TUNISIE
08/01/2016 14h:25 CET | Actualisé 06/03/2016 05h:00 CET

Tunisie: Retour sur une grève générale mouvementée à l'Université de la Manouba

Facebook/Manouba

Depuis la grande crise de 2012, lorsque l'établissement a été occupé par des fondamentalistes qui voulaient faire lever l’interdiction du port du niqab, la faculté de la Manouba s'est affirmée comme un foyer de revendications estudiantines de tous bords.

Depuis environ deux mois, une grève générale a été entamée par l'Union générale des étudiants tunisiens ((UGET).
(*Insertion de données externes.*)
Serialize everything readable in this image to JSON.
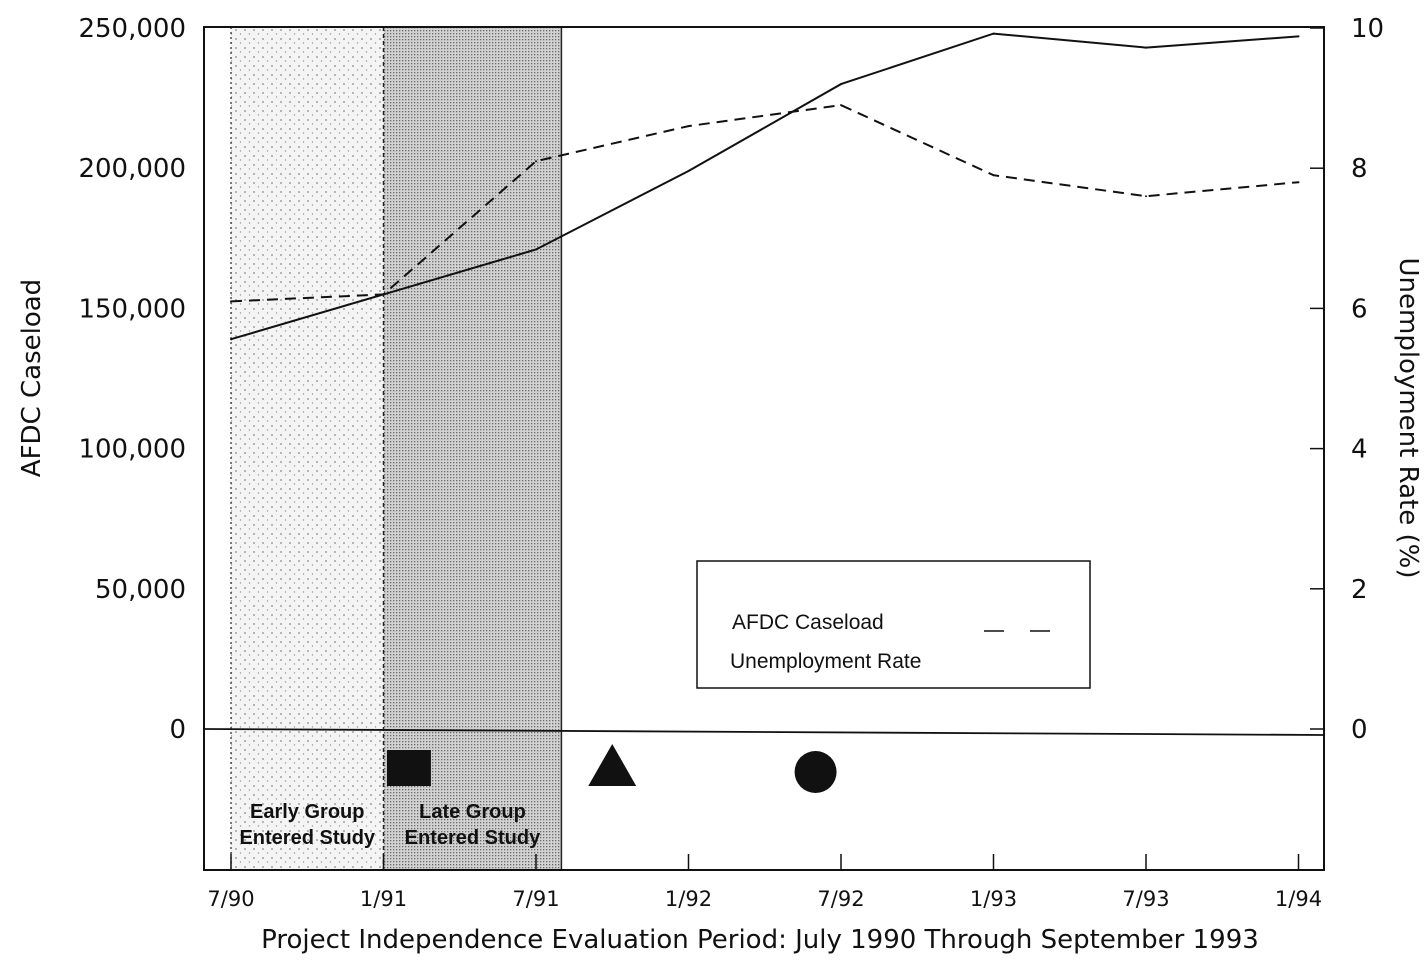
{
  "chart_data": {
    "type": "line",
    "x_ticks": [
      "7/90",
      "1/91",
      "7/91",
      "1/92",
      "7/92",
      "1/93",
      "7/93",
      "1/94"
    ],
    "xlabel": "Project Independence Evaluation Period: July 1990 Through September 1993",
    "ylabel_left": "AFDC Caseload",
    "ylabel_right": "Unemployment Rate (%)",
    "ylim_left": [
      0,
      250000
    ],
    "ylim_right": [
      0,
      10
    ],
    "yticks_left": [
      "250,000",
      "200,000",
      "150,000",
      "100,000",
      "50,000",
      "0"
    ],
    "yticks_right": [
      "10",
      "8",
      "6",
      "4",
      "2",
      "0"
    ],
    "series": [
      {
        "name": "AFDC Caseload",
        "axis": "left",
        "style": "solid",
        "x": [
          "7/90",
          "1/91",
          "7/91",
          "1/92",
          "7/92",
          "1/93",
          "7/93",
          "1/94"
        ],
        "values": [
          139000,
          155000,
          171000,
          199000,
          230000,
          248000,
          243000,
          247000
        ]
      },
      {
        "name": "Unemployment Rate",
        "axis": "right",
        "style": "dashed",
        "x": [
          "7/90",
          "1/91",
          "7/91",
          "1/92",
          "7/92",
          "1/93",
          "7/93",
          "1/94"
        ],
        "values": [
          6.1,
          6.2,
          8.1,
          8.6,
          8.9,
          7.9,
          7.6,
          7.8
        ]
      }
    ],
    "legend": {
      "placement": "lower-right",
      "entries": [
        "AFDC Caseload",
        "Unemployment Rate"
      ]
    },
    "periods": [
      {
        "label_line1": "Early Group",
        "label_line2": "Entered Study",
        "start": "7/90",
        "end": "1/91",
        "shade": "light"
      },
      {
        "label_line1": "Late Group",
        "label_line2": "Entered Study",
        "start": "1/91",
        "end": "8/91",
        "shade": "dark"
      }
    ],
    "markers": [
      {
        "shape": "square",
        "at": "2/91"
      },
      {
        "shape": "triangle",
        "at": "10/91"
      },
      {
        "shape": "circle",
        "at": "6/92"
      }
    ],
    "colors": {
      "line": "#111111",
      "light_shade": "#eeeeee",
      "dark_shade": "#c4c4c4"
    }
  }
}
À la suite de ce mouvement de protestation, les examens programmés le 6 janvier 2016 y ont été reportés au 13 janvier, selon un communiqué du conseil scientifique de l'établissement spécialisé dans l'étude des sciences humaines.

Les motifs de la grève

La façon d'évaluer les étudiants de troisième année de licence de la faculté est le point de discorde entre l'UGET et le doyen de la faculté, Habib Kazdaghli. En effet, les professeurs d'un module (composé de deux ou trois matières) tirent au sort une matière que les étudiants devront passer.

Par exemple, dans le module "littérature", un choix existe entre "la poésie", "le roman" et "le théâtre. Les étudiants doivent préparer toutes les matières d'un module, et n'en passer qu'une seule à la suite du tirage au sort.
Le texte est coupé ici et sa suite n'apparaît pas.